La mayoría de las grandes exposiciones de arte contemporáneo son una tomadura de pelo, sostiene el gestor cultural y artista catalán, de paso por Buenos Aires, donde por primera vez expone sus dibujos.
….” Creo que los artistas confunden las artes de la cultura con un sistema de autopromoción. Claro que me parece bien que la gente se gane el sueldo. Pero el que quiera hacer dinero, mejor que se dedique a poner una tienda en un barrio joven. Porque hay que ver que, mientras Picasso y todos los otros genios pasaron hambre y fueron incomprendidos en su momento, ahora, cualquiera que se haga algo el medio “raro”, es un tipo “original”, “increíble”, y todo es “maravilloso”, ¡y a triunfar, cariño! Los artistas quieren ser famosos. Pero si una obra de arte no dice nada a la gente, ¿de qué estamos hablando?. Por ejemplo, los directores de arte, los actores de teatro, se nota que se esfuerzan por comunicarse con el público, por medio del lenguaje, con los gestos. Hay que poder conectar con el público, y en el arte contemporáneo al artista no le interesa conectar, sólo le interesa que le paguen bien. ¡Aún los músicos de rock se esfuerzan por llegar a la gente! ¿Y cómo puede ser que haya tanta gente en los recitales, y que los museos estén vacíos…? Algo pasa, ¿eh?

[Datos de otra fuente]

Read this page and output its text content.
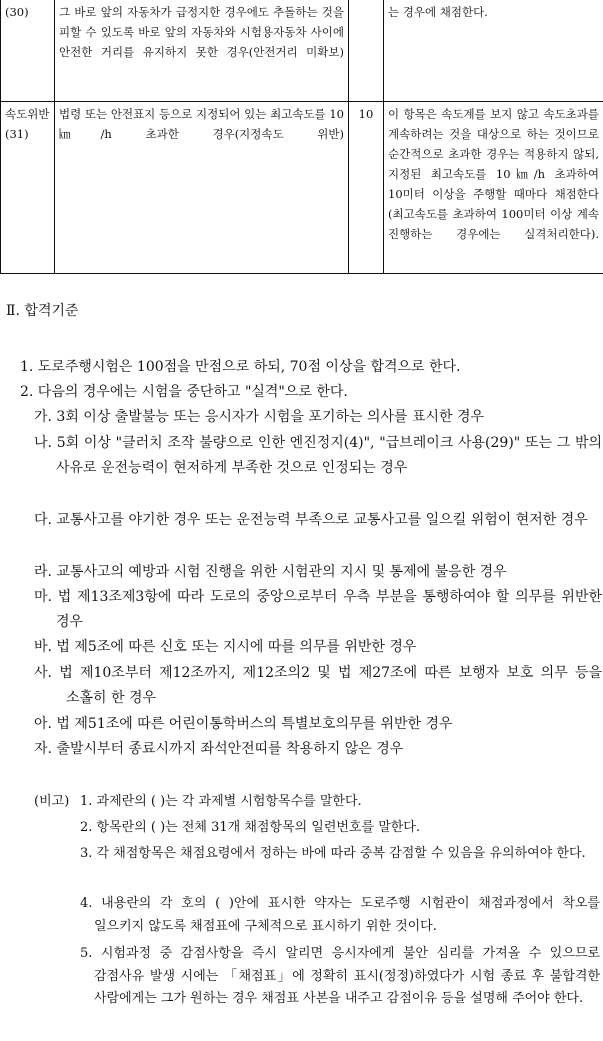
(30)	그 바로 앞의 자동차가 급정지한 경우에도 추돌하는 것을 피할 수 있도록 바로 앞의 자동차와 시험용자동차 사이에 안전한 거리를 유지하지 못한 경우(안전거리 미확보)		는 경우에 채점한다.
속도위반(31)	법령 또는 안전표지 등으로 지정되어 있는 최고속도를 10㎞/h 초과한 경우(지정속도 위반)	10	이 항목은 속도계를 보지 않고 속도초과를 계속하려는 것을 대상으로 하는 것이므로 순간적으로 초과한 경우는 적용하지 않되, 지정된 최고속도를 10㎞/h 초과하여 10미터 이상을 주행할 때마다 채점한다(최고속도를 초과하여 100미터 이상 계속 진행하는 경우에는 실격처리한다).
Ⅱ. 합격기준
1. 도로주행시험은 100점을 만점으로 하되, 70점 이상을 합격으로 한다.
2. 다음의 경우에는 시험을 중단하고 "실격"으로 한다.
가. 3회 이상 출발불능 또는 응시자가 시험을 포기하는 의사를 표시한 경우
나. 5회 이상 "클러치 조작 불량으로 인한 엔진정지(4)", "급브레이크 사용(29)" 또는 그 밖의 사유로 운전능력이 현저하게 부족한 것으로 인정되는 경우
다. 교통사고를 야기한 경우 또는 운전능력 부족으로 교통사고를 일으킬 위험이 현저한 경우
라. 교통사고의 예방과 시험 진행을 위한 시험관의 지시 및 통제에 불응한 경우
마. 법 제13조제3항에 따라 도로의 중앙으로부터 우측 부분을 통행하여야 할 의무를 위반한 경우
바. 법 제5조에 따른 신호 또는 지시에 따를 의무를 위반한 경우
사. 법 제10조부터 제12조까지, 제12조의2 및 법 제27조에 따른 보행자 보호 의무 등을 소홀히 한 경우
아. 법 제51조에 따른 어린이통학버스의 특별보호의무를 위반한 경우
자. 출발시부터 종료시까지 좌석안전띠를 착용하지 않은 경우
(비고) 1. 과제란의 ( )는 각 과제별 시험항목수를 말한다.
2. 항목란의 ( )는 전체 31개 채점항목의 일련번호를 말한다.
3. 각 채점항목은 채점요령에서 정하는 바에 따라 중복 감점할 수 있음을 유의하여야 한다.
4. 내용란의 각 호의 ( )안에 표시한 약자는 도로주행 시험관이 채점과정에서 착오를 일으키지 않도록 채점표에 구체적으로 표시하기 위한 것이다.
5. 시험과정 중 감점사항을 즉시 알리면 응시자에게 불안 심리를 가져올 수 있으므로 감점사유 발생 시에는 「채점표」에 정확히 표시(정정)하였다가 시험 종료 후 불합격한 사람에게는 그가 원하는 경우 채점표 사본을 내주고 감점이유 등을 설명해 주어야 한다.
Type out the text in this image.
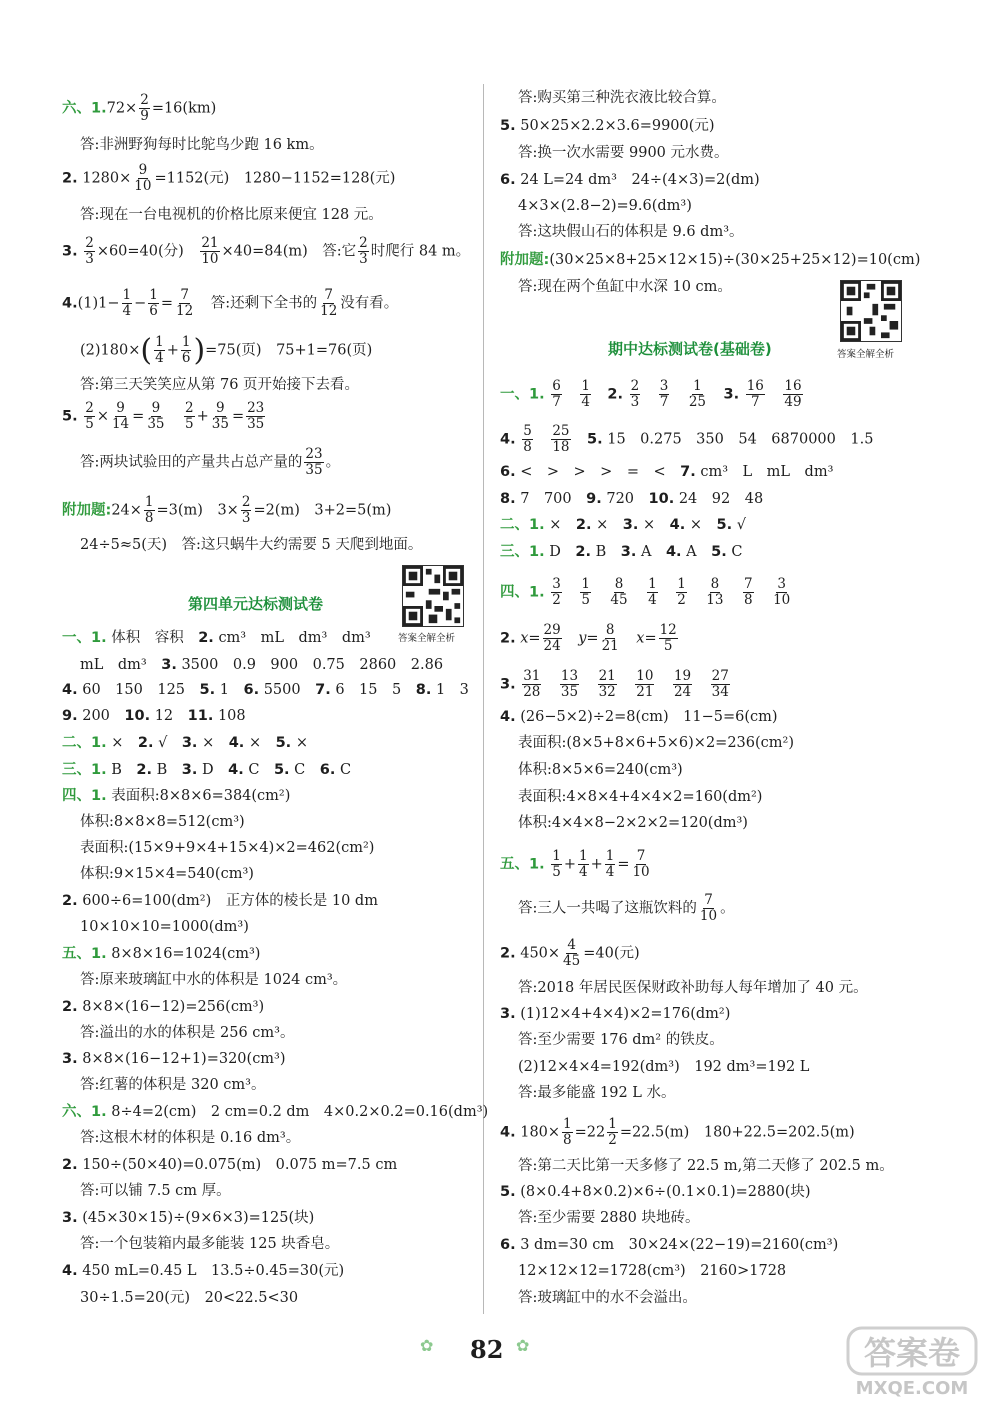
六、$1.72\times \frac{2}{9} =16(km)$
答:非洲野狗每时比鸵鸟少跑 16 km。
2. $1280\times \frac{9}{10} =1152$(元)　1280−1152=128(元)
答:现在一台电视机的价格比原来便宜 128 元。
3. $\frac{2}{3} \times 60=40$(分)　 $\frac{21}{10} \times 40=84(m)$　答:它 $\frac{2}{3}$ 时爬行 84 m。
$4.(1)1- \frac{1}{4} - \frac{1}{6} = \frac{7}{12}$ 　答:还剩下全书的 $\frac{7}{12}$ 没有看。
$(2)180\times( \frac{1}{4} + \frac{1}{6} )=75$(页)　75+1=76(页)
答:第三天笑笑应从第 76 页开始接下去看。
5. $\frac{2}{5} \times \frac{9}{14} = \frac{9}{35}$
　 $\frac{2}{5} + \frac{9}{35} = \frac{23}{35}$
答:两块试验田的产量共占总产量的 $\frac{23}{35}$ 。
附加题:24× $\frac{1}{8} =3(m)$　$3\times \frac{2}{3} =2(m)$　3+2=5(m)
24÷5≈5(天)　答:这只蜗牛大约需要 5 天爬到地面。
第四单元达标测试卷
答案全解全析
一、1. 体积　容积　2. cm³　mL　dm³　dm³
mL　dm³　3. 3500　0.9　900　0.75　2860　2.86
4. 60　150　125　5. 1　6. 5500　7. 6　15　5　8. 1　3
9. 200　10. 12　11. 108
二、1. ×　2. √　3. ×　4. ×　5. ×
三、1. B　2. B　3. D　4. C　5. C　6. C
四、1. 表面积:8×8×6=384(cm²)
体积:8×8×8=512(cm³)
表面积:(15×9+9×4+15×4)×2=462(cm²)
体积:9×15×4=540(cm³)
2. 600÷6=100(dm²)　正方体的棱长是 10 dm
10×10×10=1000(dm³)
五、1. 8×8×16=1024(cm³)
答:原来玻璃缸中水的体积是 1024 cm³。
2. 8×8×(16−12)=256(cm³)
答:溢出的水的体积是 256 cm³。
3. 8×8×(16−12+1)=320(cm³)
答:红薯的体积是 320 cm³。
六、1. 8÷4=2(cm)　2 cm=0.2 dm　4×0.2×0.2=0.16(dm³)
答:这根木材的体积是 0.16 dm³。
2. 150÷(50×40)=0.075(m)　0.075 m=7.5 cm
答:可以铺 7.5 cm 厚。
3. (45×30×15)÷(9×6×3)=125(块)
答:一个包装箱内最多能装 125 块香皂。
4. 450 mL=0.45 L　13.5÷0.45=30(元)
30÷1.5=20(元)　20<22.5<30
答:购买第三种洗衣液比较合算。
5. 50×25×2.2×3.6=9900(元)
答:换一次水需要 9900 元水费。
6. 24 L=24 dm³　24÷(4×3)=2(dm)
4×3×(2.8−2)=9.6(dm³)
答:这块假山石的体积是 9.6 dm³。
附加题:(30×25×8+25×12×15)÷(30×25+25×12)=10(cm)
答:现在两个鱼缸中水深 10 cm。
答案全解全析
期中达标测试卷(基础卷)
一、1. $\frac{6}{7}$
　 $\frac{1}{4}$
　 2. $\frac{2}{3}$
　 $\frac{3}{7}$
　 $\frac{1}{25}$
　 3. $\frac{16}{7}$
　 $\frac{16}{49}$
4. $\frac{5}{8}$
　 $\frac{25}{18}$
　 5. 15　0.275　350　54　6870000　1.5
6. <　>　>　>　=　<　7. cm³　L　mL　dm³
8. 7　700　9. 720　10. 24　92　48
二、1. ×　2. ×　3. ×　4. ×　5. √
三、1. D　2. B　3. A　4. A　5. C
四、1. $\frac{3}{2}$
　 $\frac{1}{5}$
　 $\frac{8}{45}$
　 $\frac{1}{4}$
　 $\frac{1}{2}$
　 $\frac{8}{13}$
　 $\frac{7}{8}$
　 $\frac{3}{10}$
2. $x= \frac{29}{24}$
　 $y= \frac{8}{21}$
　 $x= \frac{12}{5}$
3. $\frac{31}{28}$
　 $\frac{13}{35}$
　 $\frac{21}{32}$
　 $\frac{10}{21}$
　 $\frac{19}{24}$
　 $\frac{27}{34}$
4. (26−5×2)÷2=8(cm)　11−5=6(cm)
表面积:(8×5+8×6+5×6)×2=236(cm²)
体积:8×5×6=240(cm³)
表面积:4×8×4+4×4×2=160(dm²)
体积:4×4×8−2×2×2=120(dm³)
五、1. $\frac{1}{5} + \frac{1}{4} + \frac{1}{4} = \frac{7}{10}$
答:三人一共喝了这瓶饮料的 $\frac{7}{10}$ 。
2. $450\times \frac{4}{45} =40$(元)
答:2018 年居民医保财政补助每人每年增加了 40 元。
3. (1)12×4+4×4)×2=176(dm²)
答:至少需要 176 dm² 的铁皮。
(2)12×4×4=192(dm³)　192 dm³=192 L
答:最多能盛 192 L 水。
4. $180\times \frac{1}{8} =22 \frac{1}{2} =22.5(m)$　180+22.5=202.5(m)
答:第二天比第一天多修了 22.5 m,第二天修了 202.5 m。
5. (8×0.4+8×0.2)×6÷(0.1×0.1)=2880(块)
答:至少需要 2880 块地砖。
6. 3 dm=30 cm　30×24×(22−19)=2160(cm³)
12×12×12=1728(cm³)　2160>1728
答:玻璃缸中的水不会溢出。
✿ 82 ✿	答案卷
MXQE.COM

Y la culpa no es del ciudadano ni de la gente, sino de los propios artistas. Por otra parte están también los directores de museos y galerías, que se han dejado llevar por la última novedad, por lo “extraño” y lo “exótico”. Pues se han equivocado. El arte contemporáneo es actualmente un sistema cerrado y de elitismo, que tiene por objetivo la solución económica, y estar instalado en un mercado de valores artísticos. También es un refugio para los momentos en que la economía no va, que es cuando ocurre que se compra arte como inversión. Todo esto me parece bien que exista; pero esto no es el arte.”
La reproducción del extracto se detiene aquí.